The sculpture "Laocoön," at the Vatican Museums, was unearthed in 1506, but a new theory says it is a forgery by Michelangelo.
A (Lynn Catterson) scholar has suggested that "Laocoön," a fabled sculpture whose unearthing in 1506 has deeply influenced thinking about the ancient Greeks and the nature of the visual arts, may well be a Renaissance forgery - possibly by Michelangelo himself.
The strikingly naturalistic sculpture, 95 1/2 inches tall, depicts a deadly attack on the Trojan priest Laocoön and his two sons by writhing sea snakes dispatched by Athena - or, some say, Poseidon - after Laocoön warned against admitting the Trojan horse during the siege of Troy. It resides in the Vatican Museums in Rome.

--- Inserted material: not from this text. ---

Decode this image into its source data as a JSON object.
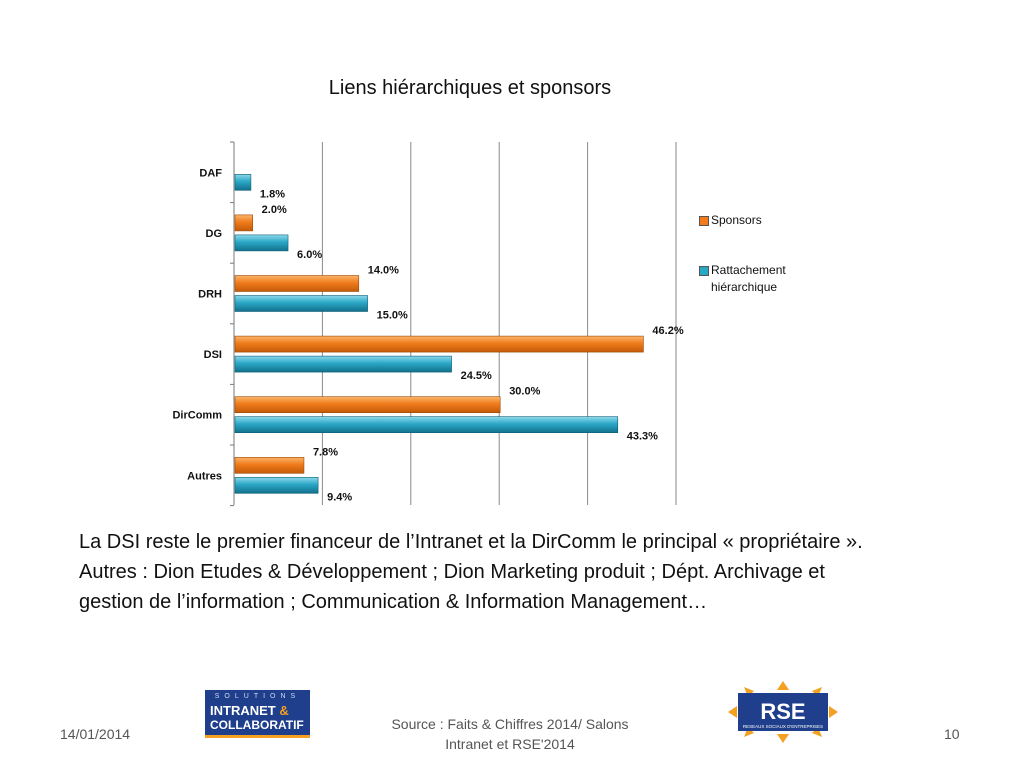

Richard Brilliant, Anna S. Garbedian emeritus professor of the humanities at Columbia and an authority on classical antiquities - his works include "My Laocoön: Alternative Claims in the Interpretation of Artworks" (University of California Press, 2000) - said that Dr. Catterson's contention was "noncredible on any count."
For one thing, he said, "she made absolutely no reference to ancient sculptures that could be related to 'Laocoön,' " including a large body of ancient fragments found just before World War II at Sperlonga, a site near Rome where Tiberius had a luxurious villa, that refer specifically to episodes of the Trojan war. Some scholars have also found fault in relating the "Laocoön" to the Michelangelo drawing of a torso, now at the Ashmolean Museum at Oxford.
"To my eye, the Michelangelo drawing does not bear a close resemblance to the torso of the Vatican Laocoön," said Katherine E. Welch, an associate professor at New York University's Institute of Fine Arts and an expert in Hellenistic and Roman imperial antiquities, in an e-mail message. "The latter is distinguished by a vigorous torsion or twist, which is lacking in the drawing."
The "Laocoön" was placed at the Vatican Museums by Pope Julius II not long after it was discovered on Jan. 14, 1506, on the Esquiline Hill. Upon hearing the news, the pope immediately dispatched the architect Giuliano da Sangallo to view it; Sangallo brought along his colleague Michelangelo Buonarroti.
As a young artist under the patronage of Lorenzo the Magnificent, Michelangelo had witnessed the Medici family's willingness to spend considerable sums on ancient Greek or Roman objects, which he would have had ample opportunity to study and perhaps try to recreate, she said. He was an astute forger who earned his Bacchus commission after a carved sleeping Cupid that he had buried in the ground to "age" had been sold to a wealthy cardinal in 1495.
EXCERPTED--Rest here http://www.nytimes.com/2005/04/18/arts/design/18laoc.html?adxnnl=1&adxnnlx=1113840396-KymdyZFLo6BWNI75eOk4KQ
What more fitting visual contemplation for the Cardinals as they convene in the Conclave this week, than this masterpiece by Michelangelo.
Last Judgement
As I recall, the 'hanging flesh' is Michelangelo's self portrait.
OK, that loacoon controversy is reasonably weird!